Glob Pattern Tester (* ** ? [...])

Glob patterns are used by bash, .gitignore, Git, Webpack, Rsync, and most build tools to match filenames — but the semantics vary slightly between implementations. Will **/*.test.ts match src/foo.test.ts? Will node_modules/ in .gitignore match nested node_modules/ too? Paste a list of paths and test patterns against them.

How to use the Glob Pattern Tester (* ** ? [...])

Add patterns (one per line). Negation with leading ! excludes paths that matched a previous pattern. Test paths in the second box. The output table shows which patterns matched which paths.

What is the Glob Pattern Tester (* ** ? [...])?

Glob patterns are simpler than regex but powerful enough for file matching. Supported metacharacters:

  • * — matches anything except /. *.js matches foo.js but not src/foo.js.
  • ** — matches anything including / (when between slashes or at start/end). **/*.js matches foo.js and src/foo.js.
  • ? — matches one character.
  • [abc] — character class. [!abc] negation.
  • {a,b,c} — brace expansion (see our brace expander).

Notable differences:

  • .gitignore: trailing / matches directories only; leading / anchors to repo root; no leading slash matches anywhere.
  • Bash: ** requires shopt -s globstar in some versions.
  • fnmatch (POSIX): no **; * behaves like the bash * across slashes.

This tester uses the minimatch-style semantics (the de-facto standard from Node's ecosystem) which is what Git, Prettier, ESLint, and most modern tools use.

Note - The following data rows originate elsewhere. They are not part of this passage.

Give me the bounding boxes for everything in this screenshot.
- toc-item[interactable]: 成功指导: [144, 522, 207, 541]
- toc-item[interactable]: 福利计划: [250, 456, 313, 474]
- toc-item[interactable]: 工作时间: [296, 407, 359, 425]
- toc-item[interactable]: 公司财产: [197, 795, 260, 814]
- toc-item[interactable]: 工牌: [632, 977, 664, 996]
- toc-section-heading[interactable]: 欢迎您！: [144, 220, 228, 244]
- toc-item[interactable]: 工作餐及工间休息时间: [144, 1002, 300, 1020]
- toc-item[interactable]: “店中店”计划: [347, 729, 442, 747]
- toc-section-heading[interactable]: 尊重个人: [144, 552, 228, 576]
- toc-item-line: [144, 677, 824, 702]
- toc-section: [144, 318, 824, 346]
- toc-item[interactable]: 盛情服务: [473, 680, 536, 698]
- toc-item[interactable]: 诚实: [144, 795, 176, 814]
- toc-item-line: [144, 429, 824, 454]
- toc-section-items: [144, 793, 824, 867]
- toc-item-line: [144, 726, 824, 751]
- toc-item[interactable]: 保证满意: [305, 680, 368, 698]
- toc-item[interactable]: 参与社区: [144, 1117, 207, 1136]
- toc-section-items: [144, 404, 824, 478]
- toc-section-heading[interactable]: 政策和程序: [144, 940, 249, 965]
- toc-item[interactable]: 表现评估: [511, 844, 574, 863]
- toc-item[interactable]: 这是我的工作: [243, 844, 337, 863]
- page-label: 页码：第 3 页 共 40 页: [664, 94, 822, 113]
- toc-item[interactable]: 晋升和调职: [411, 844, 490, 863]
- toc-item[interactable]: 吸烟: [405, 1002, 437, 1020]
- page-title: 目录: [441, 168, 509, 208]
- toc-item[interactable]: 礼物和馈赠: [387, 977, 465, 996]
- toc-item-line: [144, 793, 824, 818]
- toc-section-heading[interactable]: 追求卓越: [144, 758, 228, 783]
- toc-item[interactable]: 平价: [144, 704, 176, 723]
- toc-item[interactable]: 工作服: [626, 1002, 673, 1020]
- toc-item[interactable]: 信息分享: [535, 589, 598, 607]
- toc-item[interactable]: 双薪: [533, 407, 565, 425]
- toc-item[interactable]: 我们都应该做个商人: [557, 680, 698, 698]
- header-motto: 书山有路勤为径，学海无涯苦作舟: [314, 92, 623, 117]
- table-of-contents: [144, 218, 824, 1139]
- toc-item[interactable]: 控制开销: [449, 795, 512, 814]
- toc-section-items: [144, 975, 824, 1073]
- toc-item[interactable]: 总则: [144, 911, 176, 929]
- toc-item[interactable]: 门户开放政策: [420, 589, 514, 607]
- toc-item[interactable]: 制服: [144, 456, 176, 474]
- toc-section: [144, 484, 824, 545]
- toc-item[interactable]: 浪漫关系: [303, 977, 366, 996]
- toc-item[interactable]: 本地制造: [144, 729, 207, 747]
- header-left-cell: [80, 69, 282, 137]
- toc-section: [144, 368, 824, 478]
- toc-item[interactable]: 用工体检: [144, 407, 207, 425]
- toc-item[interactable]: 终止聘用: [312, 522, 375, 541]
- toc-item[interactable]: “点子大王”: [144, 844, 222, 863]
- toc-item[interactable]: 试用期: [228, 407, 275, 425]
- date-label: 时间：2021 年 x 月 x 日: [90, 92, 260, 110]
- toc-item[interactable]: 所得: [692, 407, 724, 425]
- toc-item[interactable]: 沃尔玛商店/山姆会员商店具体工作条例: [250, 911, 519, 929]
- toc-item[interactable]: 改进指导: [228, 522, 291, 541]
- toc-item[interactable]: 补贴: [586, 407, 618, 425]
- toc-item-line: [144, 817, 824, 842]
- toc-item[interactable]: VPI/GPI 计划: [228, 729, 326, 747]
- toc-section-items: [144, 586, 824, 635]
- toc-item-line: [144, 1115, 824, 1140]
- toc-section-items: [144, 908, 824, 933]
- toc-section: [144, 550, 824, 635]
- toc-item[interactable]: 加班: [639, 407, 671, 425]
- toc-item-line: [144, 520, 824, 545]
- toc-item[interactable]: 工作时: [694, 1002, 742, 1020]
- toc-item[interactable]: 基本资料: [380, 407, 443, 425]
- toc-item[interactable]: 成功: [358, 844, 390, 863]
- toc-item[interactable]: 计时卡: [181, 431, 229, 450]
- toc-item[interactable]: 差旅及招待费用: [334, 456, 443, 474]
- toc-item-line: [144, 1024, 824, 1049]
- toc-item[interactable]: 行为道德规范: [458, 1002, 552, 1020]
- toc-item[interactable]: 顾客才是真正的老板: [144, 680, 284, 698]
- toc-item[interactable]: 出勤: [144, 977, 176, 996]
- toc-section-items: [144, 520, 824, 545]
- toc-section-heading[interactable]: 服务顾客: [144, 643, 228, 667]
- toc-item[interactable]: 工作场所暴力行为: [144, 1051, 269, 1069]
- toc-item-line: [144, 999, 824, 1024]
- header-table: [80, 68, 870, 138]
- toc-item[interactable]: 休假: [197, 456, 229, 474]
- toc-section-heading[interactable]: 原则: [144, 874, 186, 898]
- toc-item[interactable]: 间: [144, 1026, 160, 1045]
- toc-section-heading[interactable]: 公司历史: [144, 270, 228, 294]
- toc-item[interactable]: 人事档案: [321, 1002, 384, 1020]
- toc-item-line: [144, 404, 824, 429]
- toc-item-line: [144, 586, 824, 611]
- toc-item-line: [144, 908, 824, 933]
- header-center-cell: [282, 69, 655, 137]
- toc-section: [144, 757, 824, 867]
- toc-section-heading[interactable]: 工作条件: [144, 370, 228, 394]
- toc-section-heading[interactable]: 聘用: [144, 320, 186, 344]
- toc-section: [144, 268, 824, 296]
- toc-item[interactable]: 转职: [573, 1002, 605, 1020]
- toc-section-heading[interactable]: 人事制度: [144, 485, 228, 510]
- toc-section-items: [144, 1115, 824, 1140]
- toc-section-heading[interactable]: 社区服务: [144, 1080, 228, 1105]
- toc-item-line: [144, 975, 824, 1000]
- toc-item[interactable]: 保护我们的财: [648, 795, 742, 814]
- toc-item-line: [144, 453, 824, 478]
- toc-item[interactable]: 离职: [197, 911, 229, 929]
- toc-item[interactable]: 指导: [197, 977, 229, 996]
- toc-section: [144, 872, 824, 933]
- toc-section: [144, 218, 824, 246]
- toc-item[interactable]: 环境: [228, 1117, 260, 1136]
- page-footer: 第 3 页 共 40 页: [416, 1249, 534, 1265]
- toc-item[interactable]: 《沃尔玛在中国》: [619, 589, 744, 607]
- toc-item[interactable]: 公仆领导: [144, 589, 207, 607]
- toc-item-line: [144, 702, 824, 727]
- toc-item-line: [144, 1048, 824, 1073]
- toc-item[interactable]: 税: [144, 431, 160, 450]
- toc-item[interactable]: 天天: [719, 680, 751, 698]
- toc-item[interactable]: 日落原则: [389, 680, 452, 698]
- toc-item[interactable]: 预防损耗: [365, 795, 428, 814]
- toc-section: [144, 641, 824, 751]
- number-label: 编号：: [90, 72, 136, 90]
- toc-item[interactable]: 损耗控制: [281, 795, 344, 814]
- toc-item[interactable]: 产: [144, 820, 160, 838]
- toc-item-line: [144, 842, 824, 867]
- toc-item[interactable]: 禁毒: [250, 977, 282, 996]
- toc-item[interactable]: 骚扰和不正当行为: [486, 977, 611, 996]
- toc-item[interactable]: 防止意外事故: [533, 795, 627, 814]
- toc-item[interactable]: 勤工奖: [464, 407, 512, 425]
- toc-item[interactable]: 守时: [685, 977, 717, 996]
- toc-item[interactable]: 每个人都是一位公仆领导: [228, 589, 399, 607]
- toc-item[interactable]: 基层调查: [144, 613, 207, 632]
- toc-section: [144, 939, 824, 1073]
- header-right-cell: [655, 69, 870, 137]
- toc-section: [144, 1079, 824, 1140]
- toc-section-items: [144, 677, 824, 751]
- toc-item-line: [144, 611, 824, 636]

Frequently asked questions

What is the difference between * and **?

A single asterisk matches within one path segment and stops at a slash, while a double asterisk matches across slashes into nested directories. So a double-asterisk pattern matches files at any depth.

Why do my results differ from my shell?

Glob semantics vary between bash, git and build tools, especially around dotfiles and trailing slashes. Pick the implementation that matches your context to test it accurately.

Can I test .gitignore patterns?

Yes. Paste your paths and patterns to see what matches, which is the quickest way to find a stray rule that is ignoring or un-ignoring the wrong files.